MDC stock is now down over 34% YTD as of July 26. Nevertheless, analysts still forecast positive profits both this year and next.
For example, six analysts forecast earnings of $10.21 per share this year and $10 next year. That puts the stock on a forward P/E multiple of 3.6x times this year.
Moreover, MDC can easily afford to pay its annual dividend of $2 per share The forecast of $10.21 for this year more than covers this by 4x. In fact, MDC stock now has a 5.5% dividend yield.
That yield is significantly higher than its historical average of 3.56% over the past four years.

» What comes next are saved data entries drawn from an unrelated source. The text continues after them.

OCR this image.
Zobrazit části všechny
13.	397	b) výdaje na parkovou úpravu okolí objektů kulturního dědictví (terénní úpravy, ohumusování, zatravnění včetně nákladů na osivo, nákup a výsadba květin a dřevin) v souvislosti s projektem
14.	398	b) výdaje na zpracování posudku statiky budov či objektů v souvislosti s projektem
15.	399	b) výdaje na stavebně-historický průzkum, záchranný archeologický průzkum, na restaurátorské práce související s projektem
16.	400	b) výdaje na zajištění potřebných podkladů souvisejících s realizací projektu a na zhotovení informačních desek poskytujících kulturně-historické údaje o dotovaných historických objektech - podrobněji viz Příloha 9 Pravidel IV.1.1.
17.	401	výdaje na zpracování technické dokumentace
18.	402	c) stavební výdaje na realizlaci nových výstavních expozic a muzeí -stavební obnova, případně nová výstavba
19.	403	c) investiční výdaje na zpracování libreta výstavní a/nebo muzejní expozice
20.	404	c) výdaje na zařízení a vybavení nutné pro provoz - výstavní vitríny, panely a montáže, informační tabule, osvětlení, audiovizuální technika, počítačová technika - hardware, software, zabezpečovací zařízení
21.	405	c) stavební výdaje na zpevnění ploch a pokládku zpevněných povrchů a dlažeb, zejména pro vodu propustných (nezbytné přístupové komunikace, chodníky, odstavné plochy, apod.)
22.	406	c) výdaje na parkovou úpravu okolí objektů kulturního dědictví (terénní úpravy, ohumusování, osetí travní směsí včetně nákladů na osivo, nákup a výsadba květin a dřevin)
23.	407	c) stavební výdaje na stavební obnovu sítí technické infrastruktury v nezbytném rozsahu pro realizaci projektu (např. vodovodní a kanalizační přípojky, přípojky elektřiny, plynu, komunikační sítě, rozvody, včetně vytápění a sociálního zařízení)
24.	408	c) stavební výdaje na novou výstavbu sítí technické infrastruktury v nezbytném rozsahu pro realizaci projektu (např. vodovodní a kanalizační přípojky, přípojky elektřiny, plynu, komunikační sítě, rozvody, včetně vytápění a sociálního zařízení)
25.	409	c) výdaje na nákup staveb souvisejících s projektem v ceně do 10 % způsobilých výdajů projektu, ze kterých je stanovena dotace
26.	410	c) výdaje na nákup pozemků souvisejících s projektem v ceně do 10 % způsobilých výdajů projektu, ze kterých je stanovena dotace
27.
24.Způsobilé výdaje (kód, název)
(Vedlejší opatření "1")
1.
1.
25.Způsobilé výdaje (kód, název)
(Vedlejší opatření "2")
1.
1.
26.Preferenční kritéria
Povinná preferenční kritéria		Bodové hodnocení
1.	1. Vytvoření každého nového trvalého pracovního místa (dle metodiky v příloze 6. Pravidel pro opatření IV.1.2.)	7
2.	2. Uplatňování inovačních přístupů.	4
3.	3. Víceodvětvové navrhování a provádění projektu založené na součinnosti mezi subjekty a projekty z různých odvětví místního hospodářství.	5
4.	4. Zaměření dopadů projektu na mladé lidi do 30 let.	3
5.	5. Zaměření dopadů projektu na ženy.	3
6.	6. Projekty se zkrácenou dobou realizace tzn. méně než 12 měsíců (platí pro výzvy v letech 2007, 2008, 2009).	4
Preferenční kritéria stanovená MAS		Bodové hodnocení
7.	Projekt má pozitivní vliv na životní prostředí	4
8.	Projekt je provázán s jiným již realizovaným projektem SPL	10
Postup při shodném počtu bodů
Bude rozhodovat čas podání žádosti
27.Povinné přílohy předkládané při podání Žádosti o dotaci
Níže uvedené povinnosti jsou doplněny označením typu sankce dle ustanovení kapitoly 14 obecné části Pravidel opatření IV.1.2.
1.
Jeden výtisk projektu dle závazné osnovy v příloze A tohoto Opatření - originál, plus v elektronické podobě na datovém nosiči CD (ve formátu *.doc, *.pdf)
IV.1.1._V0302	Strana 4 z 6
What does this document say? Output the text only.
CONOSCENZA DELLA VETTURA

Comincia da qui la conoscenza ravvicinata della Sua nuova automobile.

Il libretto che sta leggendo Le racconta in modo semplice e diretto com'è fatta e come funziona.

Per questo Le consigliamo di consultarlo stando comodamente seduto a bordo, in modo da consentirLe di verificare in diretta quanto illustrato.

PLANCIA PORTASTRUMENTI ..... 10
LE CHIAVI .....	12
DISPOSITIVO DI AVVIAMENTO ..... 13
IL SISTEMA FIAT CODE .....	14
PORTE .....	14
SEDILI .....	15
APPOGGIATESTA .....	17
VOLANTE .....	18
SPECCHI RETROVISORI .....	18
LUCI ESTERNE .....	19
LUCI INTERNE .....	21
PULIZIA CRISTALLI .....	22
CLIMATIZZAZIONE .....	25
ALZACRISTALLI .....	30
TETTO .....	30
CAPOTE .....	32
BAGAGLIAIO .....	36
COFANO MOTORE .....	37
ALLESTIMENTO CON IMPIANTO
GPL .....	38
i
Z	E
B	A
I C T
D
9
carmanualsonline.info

Using that yield, the average price target is $56.18. That is more than 54% over Monday’s close of $36.43. This makes MDC Holdings one of the most attractive and undervalued dividend stocks.
Oaktree Specialty Lending Corp (OCSL)
Yield: 9.8%
Oaktree Specialty Lending Corp is a business development company (or BDC) that lends out money to middle-market companies. It focuses on transactional lending, such as bridge financing, and mezzanine debt, senior and junior secured debt.
In addition, it helps companies fund expansions, acquisitions or management-led buyouts. Many of its lending clients come from the private equity side of its parent company’s business.
As a result, the company has solid earnings and pays a generous dividend of 66 cents annually. This gives Oaktree Specialty Lending Corp an attractive dividend yield of 9.8%.
This is well covered by the forecast 2022 earnings of 71 cents per share for this year. Moreover, the stock trades on a reasonable price-to-earnings (P/E) multiple of just 9.4x.
Moreover, over the past four years, its average yield has been 7.7%, well below today’s 9.8% rate.

That means that OCSL stock is too cheap. If it were to have a yield of 7.7% with the same 66-cent dividend, its price would be 27% higher at $8.57 per share.
Bottom line: These 3 stocks are deeply undervalued, with huge yields, well over 5%, and trade well over their historical dividend yields, making them worth substantially more than their prices today.